WASHINGTON -- Considering laser surgery to improve your eyesight? New guidelines should help determine if you're a good candidate or might be prone to vision-harming side effects.
One key: The guidelines explain what tests are needed before getting zapped, so if your doctor skips these steps, consider picking another surgeon.
"There is a major need for credible, reliable information," says Dr. Roger Steinert of Harvard Medical School, who co-wrote the guidelines for the American Society of Cataract and Refractive Surgery.
"You need to be aware of the complications and the risks," adds John Jeter of Reston, Va., who may have narrowly escaped injury. He was scheduled for surgery by one LASIK center but -- nervous because workers repeated his eye test six times -- got a second opinion from another doctor who said Jeter's cornea was too thin to be zapped safely.
Americans will undergo more than a million LASIK procedures this year to correct blurry eyesight.

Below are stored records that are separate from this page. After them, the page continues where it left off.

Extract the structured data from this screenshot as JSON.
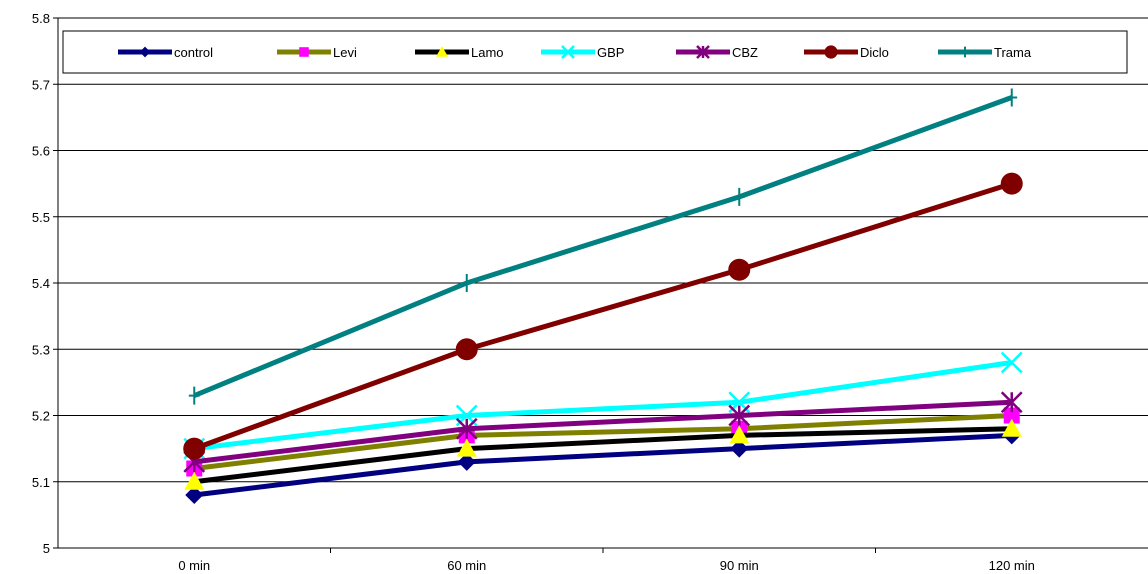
{
  "chart_data": {
    "type": "line",
    "title": "",
    "xlabel": "",
    "ylabel": "",
    "categories": [
      "0 min",
      "60 min",
      "90 min",
      "120 min"
    ],
    "ylim": [
      5,
      5.8
    ],
    "yticks": [
      "5",
      "5.1",
      "5.2",
      "5.3",
      "5.4",
      "5.5",
      "5.6",
      "5.7",
      "5.8"
    ],
    "grid": "horizontal",
    "legend_position": "top",
    "series": [
      {
        "name": "control",
        "color": "#000080",
        "marker": "diamond",
        "values": [
          5.08,
          5.13,
          5.15,
          5.17
        ]
      },
      {
        "name": "Levi",
        "color": "#808000",
        "marker": "square",
        "values": [
          5.12,
          5.17,
          5.18,
          5.2
        ]
      },
      {
        "name": "Lamo",
        "color": "#000000",
        "marker": "triangle",
        "values": [
          5.1,
          5.15,
          5.17,
          5.18
        ]
      },
      {
        "name": "GBP",
        "color": "#00FFFF",
        "marker": "x",
        "values": [
          5.15,
          5.2,
          5.22,
          5.28
        ]
      },
      {
        "name": "CBZ",
        "color": "#800080",
        "marker": "star",
        "values": [
          5.13,
          5.18,
          5.2,
          5.22
        ]
      },
      {
        "name": "Diclo",
        "color": "#800000",
        "marker": "circle",
        "values": [
          5.15,
          5.3,
          5.42,
          5.55
        ]
      },
      {
        "name": "Trama",
        "color": "#008080",
        "marker": "plus",
        "values": [
          5.23,
          5.4,
          5.53,
          5.68
        ]
      }
    ],
    "marker_fill": {
      "square": "#FF00FF",
      "triangle": "#FFFF00"
    }
  }
}
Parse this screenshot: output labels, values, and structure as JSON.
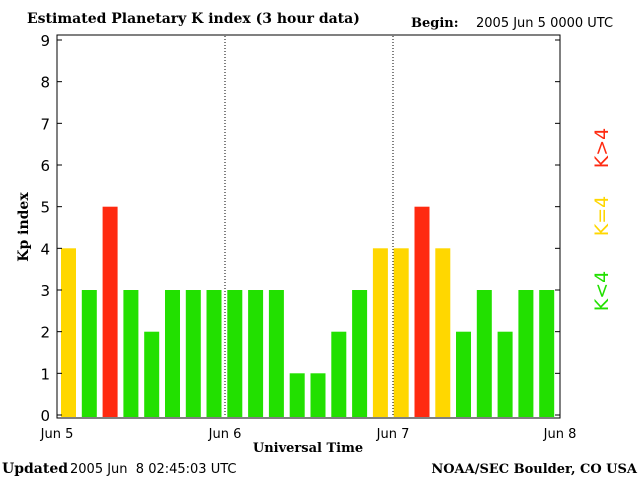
{
  "header": {
    "title": "Estimated Planetary K index (3 hour data)",
    "begin_label": "Begin:",
    "begin_value": "2005 Jun 5 0000 UTC"
  },
  "footer": {
    "updated_label": "Updated",
    "updated_value": "2005 Jun  8 02:45:03 UTC",
    "credit": "NOAA/SEC Boulder, CO USA"
  },
  "legend": {
    "items": [
      {
        "label": "K<4",
        "color": "#22e000"
      },
      {
        "label": "K=4",
        "color": "#ffd700"
      },
      {
        "label": "K>4",
        "color": "#ff2a10"
      }
    ]
  },
  "colors": {
    "low": "#22e000",
    "equal": "#ffd700",
    "high": "#ff2a10"
  },
  "chart_data": {
    "type": "bar",
    "title": "Estimated Planetary K index (3 hour data)",
    "xlabel": "Universal Time",
    "ylabel": "Kp index",
    "ylim": [
      0,
      9
    ],
    "yticks": [
      0,
      1,
      2,
      3,
      4,
      5,
      6,
      7,
      8,
      9
    ],
    "xticks": [
      "Jun 5",
      "Jun 6",
      "Jun 7",
      "Jun 8"
    ],
    "day_separators": [
      "Jun 6",
      "Jun 7"
    ],
    "values": [
      4,
      3,
      5,
      3,
      2,
      3,
      3,
      3,
      3,
      3,
      3,
      1,
      1,
      2,
      3,
      4,
      4,
      5,
      4,
      2,
      3,
      2,
      3,
      3
    ],
    "grid": false
  }
}
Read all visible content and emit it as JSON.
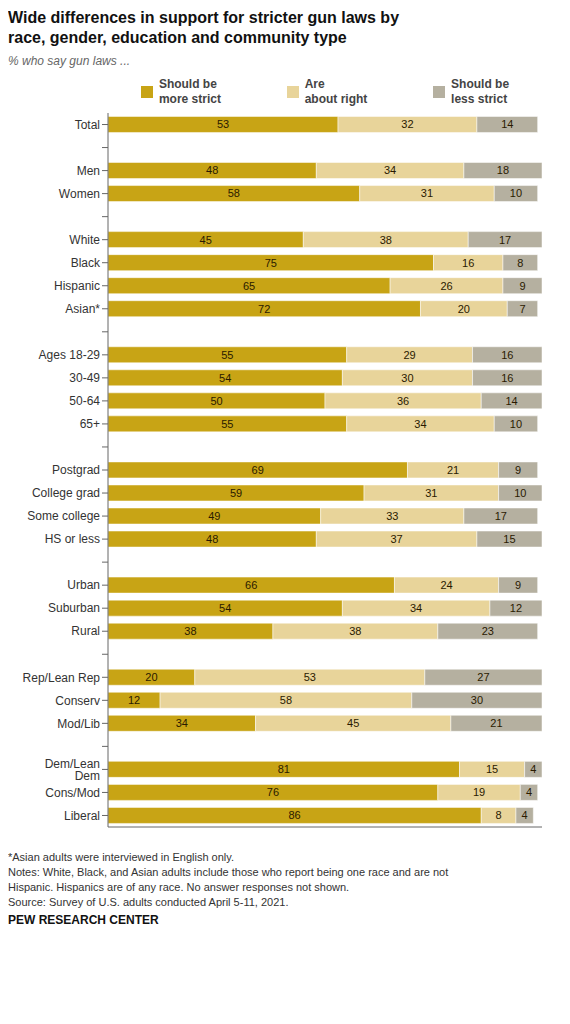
{
  "chart_data": {
    "type": "bar",
    "title": "Wide differences in support for stricter gun laws by\nrace, gender, education and community type",
    "subtitle": "% who say gun laws ...",
    "orientation": "horizontal",
    "stacked": true,
    "data_labels": true,
    "tick_labels": false,
    "grid": false,
    "legend": "top",
    "xlim": [
      0,
      100
    ],
    "categories": [
      "Total",
      null,
      "Men",
      "Women",
      null,
      "White",
      "Black",
      "Hispanic",
      "Asian*",
      null,
      "Ages 18-29",
      "30-49",
      "50-64",
      "65+",
      null,
      "Postgrad",
      "College grad",
      "Some college",
      "HS or less",
      null,
      "Urban",
      "Suburban",
      "Rural",
      null,
      "Rep/Lean Rep",
      "Conserv",
      "Mod/Lib",
      null,
      "Dem/Lean Dem",
      "Cons/Mod",
      "Liberal"
    ],
    "series": [
      {
        "name": "Should be\nmore strict",
        "color": "#c8a415",
        "values": [
          53,
          null,
          48,
          58,
          null,
          45,
          75,
          65,
          72,
          null,
          55,
          54,
          50,
          55,
          null,
          69,
          59,
          49,
          48,
          null,
          66,
          54,
          38,
          null,
          20,
          12,
          34,
          null,
          81,
          76,
          86
        ]
      },
      {
        "name": "Are\nabout right",
        "color": "#e8d49a",
        "values": [
          32,
          null,
          34,
          31,
          null,
          38,
          16,
          26,
          20,
          null,
          29,
          30,
          36,
          34,
          null,
          21,
          31,
          33,
          37,
          null,
          24,
          34,
          38,
          null,
          53,
          58,
          45,
          null,
          15,
          19,
          8
        ]
      },
      {
        "name": "Should be\nless strict",
        "color": "#b5b0a0",
        "values": [
          14,
          null,
          18,
          10,
          null,
          17,
          8,
          9,
          7,
          null,
          16,
          16,
          14,
          10,
          null,
          9,
          10,
          17,
          15,
          null,
          9,
          12,
          23,
          null,
          27,
          30,
          21,
          null,
          4,
          4,
          4
        ]
      }
    ],
    "footnote": [
      "*Asian adults were interviewed in English only.",
      "Notes: White, Black, and Asian adults include those who report being one race and are not",
      "Hispanic. Hispanics are of any race. No answer responses not shown.",
      "Source: Survey of U.S. adults conducted April 5-11, 2021."
    ],
    "source": "PEW RESEARCH CENTER"
  }
}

It's quick and painless: Doctors cut a flap in the cornea, aim a laser underneath it, and with a zap, reshape the cornea for sharper sight.
While the vast majority of patients get better vision, it's not for everybody -- a message often lost.
Some lose vision
Side effects include double vision, glare, halos or starbursts of light. Occasionally, patients actually lose vision, unable to see as well even with glasses or contact lenses after LASIK as they could before. Others are left with painfully dry eyes, despite eye drops.
The Food and Drug Administration, which approved laser surgery, cannot tell consumers just how big those risks are. It's not tracking them. Recent studies estimate 1 percent to 5 percent of patients suffer various side effects, although Steinert says experienced surgeons can have lower rates.
That's a small risk, yet with millions undergoing LASIK, it means thousands may suffer some problem.
The new guidelines, to be unveiled today by the surgeons' new Eye Surgery Education Council, offer consumers a different approach -- steps to determine if they're good candidates.
A key is knowing what eye tests to get. Among the most important: Finding out if the cornea is too thin or the pupil is too big. Most patients need half their original cornea thickness -- at least 250 microns -- remaining after surgery, Steinert explains. Avoiding glare and other vision distortions partly depends on the laser-treated area not overlapping a dilated pupil, so doctors must measure pupils in low light.
Side effects aside, you may need multiple LASIK treatments over months, and not everybody gets perfect vision. You're not an appropriate candidate for LASIK if you need a new prescription for glasses every year, or have certain medical conditions that affect vision or surgical healing.